Experimental results are summarized in Table 1 and typical load deflection curves are presented in Figure 4. All beams failed in shear prior to reaching their flexural capacity. The large beams without stirrups exhibited extremely brittle behaviour, failing at ratios of mid-span deflection to span of 1/750 or less. Failure was sudden and was preceded by relatively little cracking. The large beam with stirrups (SB-10- H-S) failed after a significant amount of cracking and deflection. Prior to failure, the failure shear crack reached a width of 4mm, and the Д/L ratio was 1/300. The use of minimum stirrups and additional longitudinal steel increased the shear capacity by 2.9 times over the equivalent specimen without stirrups, providing a dramatic and beneficial effect on the shear strength of the section. The small beams all exhibited slightly greater ductility. The small beam with stirrups was the most ductile of all the specimens with a Д/L ratio of 1/200. Like the equivalent large specimen, this beam was extensively cracked prior to failure. However, the use of minimum stirrups and additional longitudinal steel increased the shear capacity by only 1.8 times over the equivalent beam without stirrups. Thus, stirrups are far more effective for deep members than for shallow members.
The results shown in Figure 4 also indicate that the failure load generally increased for increasing aggregate size. The most likely explanation for this result is the increased surface roughness of the failure shear cracks caused by the larger aggregate. That is, failure was initiated at a higher shear stress in the
beams with large aggregate due to enhanced aggregate interlock capacity at the cracks. Note that Specimen SB-10-H-1, constructed with high-strength concrete, had the lowest peak load of all the large beams tested. This was due to reduced aggregate interlock caused by aggregate fracturing. In this case the effective aggregate size was 0mm.

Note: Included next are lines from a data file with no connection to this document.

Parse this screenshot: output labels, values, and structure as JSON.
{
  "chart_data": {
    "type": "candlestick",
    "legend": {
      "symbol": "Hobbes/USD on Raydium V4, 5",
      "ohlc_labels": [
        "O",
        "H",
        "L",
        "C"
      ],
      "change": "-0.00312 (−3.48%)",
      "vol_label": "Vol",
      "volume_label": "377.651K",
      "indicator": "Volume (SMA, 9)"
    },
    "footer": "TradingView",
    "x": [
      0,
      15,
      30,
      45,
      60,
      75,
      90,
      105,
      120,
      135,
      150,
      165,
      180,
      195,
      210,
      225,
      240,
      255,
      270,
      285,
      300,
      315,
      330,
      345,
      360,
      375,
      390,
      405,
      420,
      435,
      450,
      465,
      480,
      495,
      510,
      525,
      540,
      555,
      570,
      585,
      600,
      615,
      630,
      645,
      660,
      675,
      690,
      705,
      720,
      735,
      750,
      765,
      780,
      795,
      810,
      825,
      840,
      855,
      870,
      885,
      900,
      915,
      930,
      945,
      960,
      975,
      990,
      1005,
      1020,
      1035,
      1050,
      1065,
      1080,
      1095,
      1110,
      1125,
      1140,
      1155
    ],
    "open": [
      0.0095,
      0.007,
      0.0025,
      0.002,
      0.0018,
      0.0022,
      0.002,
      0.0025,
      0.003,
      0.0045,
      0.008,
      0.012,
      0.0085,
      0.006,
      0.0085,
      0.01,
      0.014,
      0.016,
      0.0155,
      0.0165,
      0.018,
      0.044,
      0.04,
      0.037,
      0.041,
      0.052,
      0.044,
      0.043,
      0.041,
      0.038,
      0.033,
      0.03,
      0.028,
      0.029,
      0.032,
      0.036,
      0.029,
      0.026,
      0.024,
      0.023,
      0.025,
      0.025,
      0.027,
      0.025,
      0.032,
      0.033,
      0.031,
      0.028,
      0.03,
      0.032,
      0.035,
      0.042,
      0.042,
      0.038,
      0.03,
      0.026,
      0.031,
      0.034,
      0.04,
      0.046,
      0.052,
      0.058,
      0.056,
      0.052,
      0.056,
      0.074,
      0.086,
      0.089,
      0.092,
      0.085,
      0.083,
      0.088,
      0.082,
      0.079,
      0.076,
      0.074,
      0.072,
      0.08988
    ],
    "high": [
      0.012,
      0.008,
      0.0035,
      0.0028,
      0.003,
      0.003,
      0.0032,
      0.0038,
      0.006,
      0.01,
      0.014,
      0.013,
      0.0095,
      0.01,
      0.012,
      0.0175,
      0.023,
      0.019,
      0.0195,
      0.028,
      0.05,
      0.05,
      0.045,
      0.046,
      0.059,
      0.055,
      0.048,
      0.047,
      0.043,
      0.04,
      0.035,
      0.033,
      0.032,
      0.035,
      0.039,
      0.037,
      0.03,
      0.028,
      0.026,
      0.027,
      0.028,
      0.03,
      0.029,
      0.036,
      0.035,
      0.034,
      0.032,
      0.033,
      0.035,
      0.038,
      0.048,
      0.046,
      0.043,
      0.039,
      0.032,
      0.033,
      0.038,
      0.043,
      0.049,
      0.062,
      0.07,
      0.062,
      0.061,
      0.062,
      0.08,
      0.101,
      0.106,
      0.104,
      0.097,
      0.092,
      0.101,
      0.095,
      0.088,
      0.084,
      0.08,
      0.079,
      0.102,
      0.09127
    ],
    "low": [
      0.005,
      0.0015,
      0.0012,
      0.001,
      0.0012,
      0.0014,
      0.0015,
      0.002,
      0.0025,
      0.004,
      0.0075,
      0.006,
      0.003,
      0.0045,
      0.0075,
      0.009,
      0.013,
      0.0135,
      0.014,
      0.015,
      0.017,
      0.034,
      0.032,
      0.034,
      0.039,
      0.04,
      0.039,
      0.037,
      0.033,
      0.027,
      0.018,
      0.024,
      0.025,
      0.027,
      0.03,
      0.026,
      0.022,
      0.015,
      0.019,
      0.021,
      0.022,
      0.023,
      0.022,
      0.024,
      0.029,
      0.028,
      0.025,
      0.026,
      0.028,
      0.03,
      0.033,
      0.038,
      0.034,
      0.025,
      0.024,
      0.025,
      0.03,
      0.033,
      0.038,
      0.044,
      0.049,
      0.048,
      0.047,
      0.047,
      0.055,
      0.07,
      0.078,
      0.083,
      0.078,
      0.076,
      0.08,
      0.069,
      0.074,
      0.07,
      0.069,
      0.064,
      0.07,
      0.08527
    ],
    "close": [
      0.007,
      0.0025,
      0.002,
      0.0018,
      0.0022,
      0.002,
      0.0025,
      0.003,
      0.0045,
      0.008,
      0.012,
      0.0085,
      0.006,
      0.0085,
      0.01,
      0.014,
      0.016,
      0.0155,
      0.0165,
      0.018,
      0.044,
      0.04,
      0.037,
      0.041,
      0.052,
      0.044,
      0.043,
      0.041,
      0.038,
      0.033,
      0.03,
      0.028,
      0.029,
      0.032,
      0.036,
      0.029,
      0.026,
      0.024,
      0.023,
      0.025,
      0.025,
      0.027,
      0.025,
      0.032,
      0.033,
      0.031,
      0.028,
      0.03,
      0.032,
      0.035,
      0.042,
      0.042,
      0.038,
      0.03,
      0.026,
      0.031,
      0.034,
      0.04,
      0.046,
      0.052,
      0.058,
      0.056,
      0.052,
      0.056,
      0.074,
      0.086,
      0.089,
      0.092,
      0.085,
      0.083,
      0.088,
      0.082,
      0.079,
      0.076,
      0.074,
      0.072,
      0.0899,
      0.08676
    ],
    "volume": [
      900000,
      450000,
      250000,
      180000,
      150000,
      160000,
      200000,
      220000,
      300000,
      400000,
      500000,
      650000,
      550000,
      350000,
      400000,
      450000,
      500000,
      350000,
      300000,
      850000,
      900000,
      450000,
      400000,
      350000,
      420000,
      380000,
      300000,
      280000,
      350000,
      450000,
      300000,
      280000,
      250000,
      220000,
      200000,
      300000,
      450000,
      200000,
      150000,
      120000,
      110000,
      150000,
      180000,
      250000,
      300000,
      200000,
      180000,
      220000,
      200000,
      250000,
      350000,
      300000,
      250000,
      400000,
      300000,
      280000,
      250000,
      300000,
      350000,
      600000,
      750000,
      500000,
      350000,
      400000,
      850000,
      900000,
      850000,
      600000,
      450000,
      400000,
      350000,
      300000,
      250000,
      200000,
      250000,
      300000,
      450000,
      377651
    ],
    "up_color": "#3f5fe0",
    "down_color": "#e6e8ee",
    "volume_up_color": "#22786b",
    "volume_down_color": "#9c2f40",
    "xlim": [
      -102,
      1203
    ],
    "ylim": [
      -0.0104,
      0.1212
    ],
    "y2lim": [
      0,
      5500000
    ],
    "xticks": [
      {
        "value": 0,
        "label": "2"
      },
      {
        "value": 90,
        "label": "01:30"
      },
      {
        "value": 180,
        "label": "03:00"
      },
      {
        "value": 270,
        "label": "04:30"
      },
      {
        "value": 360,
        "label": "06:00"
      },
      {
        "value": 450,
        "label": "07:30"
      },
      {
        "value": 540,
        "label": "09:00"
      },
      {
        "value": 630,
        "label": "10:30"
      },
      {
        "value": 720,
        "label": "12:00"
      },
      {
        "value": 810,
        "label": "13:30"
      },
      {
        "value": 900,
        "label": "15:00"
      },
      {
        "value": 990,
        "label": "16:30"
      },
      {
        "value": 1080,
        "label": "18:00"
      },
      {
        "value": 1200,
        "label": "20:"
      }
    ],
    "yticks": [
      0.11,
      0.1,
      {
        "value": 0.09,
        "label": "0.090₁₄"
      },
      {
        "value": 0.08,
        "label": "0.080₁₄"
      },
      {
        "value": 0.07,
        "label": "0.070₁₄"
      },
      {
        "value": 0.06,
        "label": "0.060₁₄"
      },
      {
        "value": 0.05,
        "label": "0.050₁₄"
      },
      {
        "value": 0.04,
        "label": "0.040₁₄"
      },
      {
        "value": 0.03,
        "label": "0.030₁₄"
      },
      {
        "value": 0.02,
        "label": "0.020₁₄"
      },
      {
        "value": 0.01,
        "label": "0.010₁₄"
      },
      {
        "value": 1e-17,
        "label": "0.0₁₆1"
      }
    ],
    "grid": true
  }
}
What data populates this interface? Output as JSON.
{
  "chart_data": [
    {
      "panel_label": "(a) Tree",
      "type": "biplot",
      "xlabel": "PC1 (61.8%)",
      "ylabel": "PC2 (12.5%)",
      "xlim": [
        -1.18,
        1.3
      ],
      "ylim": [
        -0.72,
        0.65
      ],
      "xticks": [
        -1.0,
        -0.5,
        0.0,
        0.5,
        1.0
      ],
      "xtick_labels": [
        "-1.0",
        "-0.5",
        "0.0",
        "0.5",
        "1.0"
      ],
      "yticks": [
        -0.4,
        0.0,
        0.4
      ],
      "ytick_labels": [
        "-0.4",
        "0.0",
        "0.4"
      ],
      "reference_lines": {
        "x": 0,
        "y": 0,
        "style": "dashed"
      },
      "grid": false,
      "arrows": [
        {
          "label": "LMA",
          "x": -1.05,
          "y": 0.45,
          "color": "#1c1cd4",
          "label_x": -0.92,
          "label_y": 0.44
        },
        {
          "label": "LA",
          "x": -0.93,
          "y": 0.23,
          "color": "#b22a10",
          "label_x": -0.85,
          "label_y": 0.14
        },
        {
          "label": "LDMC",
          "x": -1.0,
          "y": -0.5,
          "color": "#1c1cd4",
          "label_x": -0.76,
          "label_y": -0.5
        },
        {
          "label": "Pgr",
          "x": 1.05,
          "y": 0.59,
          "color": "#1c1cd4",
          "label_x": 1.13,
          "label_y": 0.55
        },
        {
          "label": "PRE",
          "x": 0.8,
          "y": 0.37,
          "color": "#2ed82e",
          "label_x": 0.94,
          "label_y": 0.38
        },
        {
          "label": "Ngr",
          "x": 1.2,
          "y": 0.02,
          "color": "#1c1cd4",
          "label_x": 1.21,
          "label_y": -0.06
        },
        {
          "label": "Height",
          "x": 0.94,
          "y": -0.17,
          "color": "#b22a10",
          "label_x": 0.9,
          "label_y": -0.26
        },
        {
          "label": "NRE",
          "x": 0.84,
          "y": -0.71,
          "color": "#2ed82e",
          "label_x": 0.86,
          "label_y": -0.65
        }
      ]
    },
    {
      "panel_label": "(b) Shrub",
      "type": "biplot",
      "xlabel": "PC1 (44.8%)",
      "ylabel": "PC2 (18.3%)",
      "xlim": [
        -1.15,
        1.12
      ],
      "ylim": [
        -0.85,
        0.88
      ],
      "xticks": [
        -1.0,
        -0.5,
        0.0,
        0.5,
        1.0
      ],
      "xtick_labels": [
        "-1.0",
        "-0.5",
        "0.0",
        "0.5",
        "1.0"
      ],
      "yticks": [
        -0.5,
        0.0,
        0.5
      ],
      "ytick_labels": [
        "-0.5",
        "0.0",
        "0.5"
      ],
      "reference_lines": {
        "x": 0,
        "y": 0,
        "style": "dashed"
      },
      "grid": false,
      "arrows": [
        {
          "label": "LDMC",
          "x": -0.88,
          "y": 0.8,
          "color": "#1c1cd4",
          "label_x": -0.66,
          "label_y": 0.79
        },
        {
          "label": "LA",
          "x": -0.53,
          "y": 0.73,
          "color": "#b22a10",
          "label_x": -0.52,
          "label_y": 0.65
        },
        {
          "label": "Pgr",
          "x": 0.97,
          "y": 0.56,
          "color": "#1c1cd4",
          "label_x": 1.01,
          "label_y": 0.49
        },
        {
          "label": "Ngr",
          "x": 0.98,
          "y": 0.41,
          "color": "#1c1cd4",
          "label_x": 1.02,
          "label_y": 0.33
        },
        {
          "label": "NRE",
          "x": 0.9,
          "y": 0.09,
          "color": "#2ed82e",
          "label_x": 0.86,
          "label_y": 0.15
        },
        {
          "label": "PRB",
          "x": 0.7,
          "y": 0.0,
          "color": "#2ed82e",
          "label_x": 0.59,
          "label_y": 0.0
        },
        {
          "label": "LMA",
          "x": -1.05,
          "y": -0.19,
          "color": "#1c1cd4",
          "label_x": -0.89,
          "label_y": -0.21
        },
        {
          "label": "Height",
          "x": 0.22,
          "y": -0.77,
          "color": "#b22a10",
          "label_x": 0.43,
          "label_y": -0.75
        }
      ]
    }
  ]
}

The typical progression of failure in a large beam without stirrups is illustrated in Figure 5. These photos are of the shear critical region on the east side of Specimen SB-40-N-1 and were taken with a high-speed digital camera. The cracks have been digitally enhanced for clarity. In Figure 5a, the progression of cracks at 98% of the peak load is shown, and it can be clearly seen that a dominant flexural-shear crack has formed. The cause of the size effect is clearly demonstrated, in that the average longitudinal spacing of the cracks increases from 150mm at the level of the steel to 900mm at the beam mid-depth. In order to maintain a linear strain profile, these cracks are wider near the beam mid-depth than they are at the level of the steel. As the load is increased to the peak load, the dominant flexural shear crack extends slightly (5b). After the peak load has been reached, the dominant shear crack extends towards the loading point and widens (5c, 5d). After the dominant crack extends towards the load point, it also extends back towards the support point (5e) due to dowel forces in the longitudinal steel. At final failure, shown in Figure 5f, the failure crack is very wide and the bottom cover has been ripped from the bottom steel.